S’il y a un homme politique qui a un parcourt singulier, c’est bien Luc Atrokpo. Il est en effet le seul à avoir eu l’honneur de présider, en tant que maire, la destinée de deux grandes villes du Bénin. D’abord, Bohicon où il a passé près de 17 ans. Pourtant indétrônable dans cette cité faisant corps avec Abomey, il a pourtant préféré se présenter à Cotonou, la capitale économique bien plus intéressante aux plans stratégique et financier.
Ainsi, depuis les dernières élections communales, c’est bien lui qui trône à la place qu’avaient occupée, pendant près de deux décennies, l’ancien président Nicéphore Soglo et son fils Léhady. Après le départ sous pression de ce dernier, il fallait un homme de poigne, qui a fait ses preuves à la tête d’une grande ville, ce qui, sans doute, justifiait l’arrivée de Luc Atrokpo.
Populaire, Atrokpo l’était réellement à Bohicon où, en tant que fils du coin, il était au plus près de ses électeurs. Mais, depuis son arrivée à la tête de Cotonou, il semble éclipsé par la communication gouvernementale qui attribue au chef de l’Etat la réalisation des travaux d’embellissement de la ville. Par ailleurs, au lendemain de son élection, M. Atrokpo a eu des ennuis de santé qui l’ont obligé à se faire évacuer à l’extérieur d’où il est revenu après de longues semaines de traitement. Ainsi, à l’heure du bilan, le maire n’aura pratiquement pas grand-chose à exhiber aux populations dont il cherche les suffrages.
Tout-puissant à Bohicon, Luc Atrokpo ressemble bien à un géant aux pieds d’argile à Cotonou. D’ailleurs, son élection était jouée d’avance car il n’a fait que bénéficier de la faveur de ceux qui ont bien voulu le positionner sur la liste d’un parti d’avance gagnant. L’Union Progressiste qui a porté sa candidature est en effet l’un des deux partis créés par le président Patrice Talon. Laissé à lui-même, il est très peu probable qu’il réédite l’exploit d’une élection, d’abord comme conseiller municipal, ensuite comme maire de Cotonou.

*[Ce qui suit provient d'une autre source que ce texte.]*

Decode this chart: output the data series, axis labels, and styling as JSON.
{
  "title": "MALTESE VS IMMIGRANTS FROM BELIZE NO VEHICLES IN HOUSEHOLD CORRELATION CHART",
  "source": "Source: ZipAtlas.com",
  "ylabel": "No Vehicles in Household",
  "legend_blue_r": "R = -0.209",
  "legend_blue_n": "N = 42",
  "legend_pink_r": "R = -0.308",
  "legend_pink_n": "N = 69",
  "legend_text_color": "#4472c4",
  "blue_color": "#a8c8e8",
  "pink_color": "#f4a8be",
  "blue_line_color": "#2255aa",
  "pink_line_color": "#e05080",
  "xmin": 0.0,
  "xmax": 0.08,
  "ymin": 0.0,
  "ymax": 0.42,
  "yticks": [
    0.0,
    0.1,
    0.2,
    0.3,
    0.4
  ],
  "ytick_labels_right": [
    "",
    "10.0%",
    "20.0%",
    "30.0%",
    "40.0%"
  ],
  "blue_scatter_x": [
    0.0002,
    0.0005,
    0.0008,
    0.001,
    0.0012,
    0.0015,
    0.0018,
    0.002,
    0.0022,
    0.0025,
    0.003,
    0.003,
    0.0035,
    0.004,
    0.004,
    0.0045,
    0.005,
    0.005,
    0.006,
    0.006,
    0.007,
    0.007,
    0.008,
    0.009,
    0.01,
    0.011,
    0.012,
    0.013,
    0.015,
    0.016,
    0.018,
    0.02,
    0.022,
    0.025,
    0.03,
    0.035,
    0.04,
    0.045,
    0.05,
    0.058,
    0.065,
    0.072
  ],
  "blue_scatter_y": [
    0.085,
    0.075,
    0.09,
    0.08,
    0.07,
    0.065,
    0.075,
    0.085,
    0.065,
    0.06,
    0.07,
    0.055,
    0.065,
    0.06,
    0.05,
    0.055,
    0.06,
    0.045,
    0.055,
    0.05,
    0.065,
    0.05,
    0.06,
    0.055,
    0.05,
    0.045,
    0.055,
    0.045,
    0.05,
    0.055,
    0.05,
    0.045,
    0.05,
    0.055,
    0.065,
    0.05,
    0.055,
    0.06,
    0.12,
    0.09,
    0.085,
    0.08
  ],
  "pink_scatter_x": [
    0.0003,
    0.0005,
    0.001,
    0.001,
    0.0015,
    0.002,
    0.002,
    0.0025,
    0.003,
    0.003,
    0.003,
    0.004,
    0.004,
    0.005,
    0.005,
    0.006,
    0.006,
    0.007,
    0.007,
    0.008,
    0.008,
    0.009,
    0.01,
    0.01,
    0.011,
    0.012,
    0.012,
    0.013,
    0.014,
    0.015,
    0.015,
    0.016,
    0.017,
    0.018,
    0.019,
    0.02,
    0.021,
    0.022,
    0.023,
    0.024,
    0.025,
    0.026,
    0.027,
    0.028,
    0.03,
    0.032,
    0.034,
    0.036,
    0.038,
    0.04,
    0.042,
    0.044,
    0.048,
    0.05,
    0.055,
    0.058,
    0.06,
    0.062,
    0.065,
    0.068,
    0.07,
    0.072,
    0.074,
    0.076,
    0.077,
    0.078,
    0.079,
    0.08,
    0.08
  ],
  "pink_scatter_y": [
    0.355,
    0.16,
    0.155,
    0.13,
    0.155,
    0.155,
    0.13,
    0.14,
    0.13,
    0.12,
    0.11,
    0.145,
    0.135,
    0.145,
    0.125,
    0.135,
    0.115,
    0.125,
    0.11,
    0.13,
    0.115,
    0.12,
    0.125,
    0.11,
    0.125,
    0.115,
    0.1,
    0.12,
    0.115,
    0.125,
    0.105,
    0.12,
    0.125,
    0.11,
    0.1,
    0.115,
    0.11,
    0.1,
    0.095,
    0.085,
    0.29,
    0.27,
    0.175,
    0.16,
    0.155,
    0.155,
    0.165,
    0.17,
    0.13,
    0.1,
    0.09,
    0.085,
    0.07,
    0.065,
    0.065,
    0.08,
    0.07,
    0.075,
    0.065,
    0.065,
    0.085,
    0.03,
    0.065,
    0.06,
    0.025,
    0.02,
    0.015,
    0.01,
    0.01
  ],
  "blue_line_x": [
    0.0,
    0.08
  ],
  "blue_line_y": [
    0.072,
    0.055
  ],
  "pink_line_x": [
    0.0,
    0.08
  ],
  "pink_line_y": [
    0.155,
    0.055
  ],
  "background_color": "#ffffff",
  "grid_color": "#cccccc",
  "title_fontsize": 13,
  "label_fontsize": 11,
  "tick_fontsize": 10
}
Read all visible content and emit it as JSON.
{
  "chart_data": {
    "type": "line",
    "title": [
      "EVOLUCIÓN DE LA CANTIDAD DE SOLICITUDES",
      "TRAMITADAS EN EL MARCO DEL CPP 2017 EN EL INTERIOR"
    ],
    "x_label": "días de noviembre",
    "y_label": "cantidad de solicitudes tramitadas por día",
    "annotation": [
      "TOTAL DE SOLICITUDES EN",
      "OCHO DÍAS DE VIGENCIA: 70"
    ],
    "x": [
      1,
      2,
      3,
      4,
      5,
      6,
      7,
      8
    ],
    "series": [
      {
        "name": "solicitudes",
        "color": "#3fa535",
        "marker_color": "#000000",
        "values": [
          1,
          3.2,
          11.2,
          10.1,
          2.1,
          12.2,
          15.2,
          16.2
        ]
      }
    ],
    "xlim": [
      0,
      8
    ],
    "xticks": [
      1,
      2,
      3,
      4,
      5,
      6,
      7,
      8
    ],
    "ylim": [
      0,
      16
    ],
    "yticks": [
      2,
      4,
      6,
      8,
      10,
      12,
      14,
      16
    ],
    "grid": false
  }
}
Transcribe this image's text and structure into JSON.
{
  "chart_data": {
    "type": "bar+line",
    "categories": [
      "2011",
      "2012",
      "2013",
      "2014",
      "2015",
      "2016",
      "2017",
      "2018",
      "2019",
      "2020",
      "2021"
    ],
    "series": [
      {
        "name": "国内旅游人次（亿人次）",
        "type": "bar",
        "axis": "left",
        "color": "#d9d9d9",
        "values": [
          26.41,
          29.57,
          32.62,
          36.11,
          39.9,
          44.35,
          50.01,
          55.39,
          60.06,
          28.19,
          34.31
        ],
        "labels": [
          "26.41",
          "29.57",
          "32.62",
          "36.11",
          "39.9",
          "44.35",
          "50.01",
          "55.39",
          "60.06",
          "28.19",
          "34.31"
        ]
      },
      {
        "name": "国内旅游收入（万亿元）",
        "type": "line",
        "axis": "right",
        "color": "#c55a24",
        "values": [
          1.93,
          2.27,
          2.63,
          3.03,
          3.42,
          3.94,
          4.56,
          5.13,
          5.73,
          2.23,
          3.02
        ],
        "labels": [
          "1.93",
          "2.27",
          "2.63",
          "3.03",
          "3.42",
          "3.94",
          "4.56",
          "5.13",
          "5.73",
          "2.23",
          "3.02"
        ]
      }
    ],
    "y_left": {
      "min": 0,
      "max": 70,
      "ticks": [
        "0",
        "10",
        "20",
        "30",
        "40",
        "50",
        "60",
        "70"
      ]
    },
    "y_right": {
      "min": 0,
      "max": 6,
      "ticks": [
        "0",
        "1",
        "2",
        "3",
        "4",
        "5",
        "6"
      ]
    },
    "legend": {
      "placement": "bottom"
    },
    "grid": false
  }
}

N’ayant aucune base électorale à Cotonou, il reste au maire à retourner dans son fief pour entretenir ses électeurs, les seuls qui le portent vraiment à cœur. Mais, seulement, une demi-décennie d’absence créée un vide vite comblé par d’autres acteurs politiques. Le retour au bercail ne sera donc pas forcément un retour triomphal. Au contraire. L’enfant prodige devra reconquérir un électorat qui l’a déjà remplacé par des leaders qui, sans doute, ont eux aussi fait leurs preuves.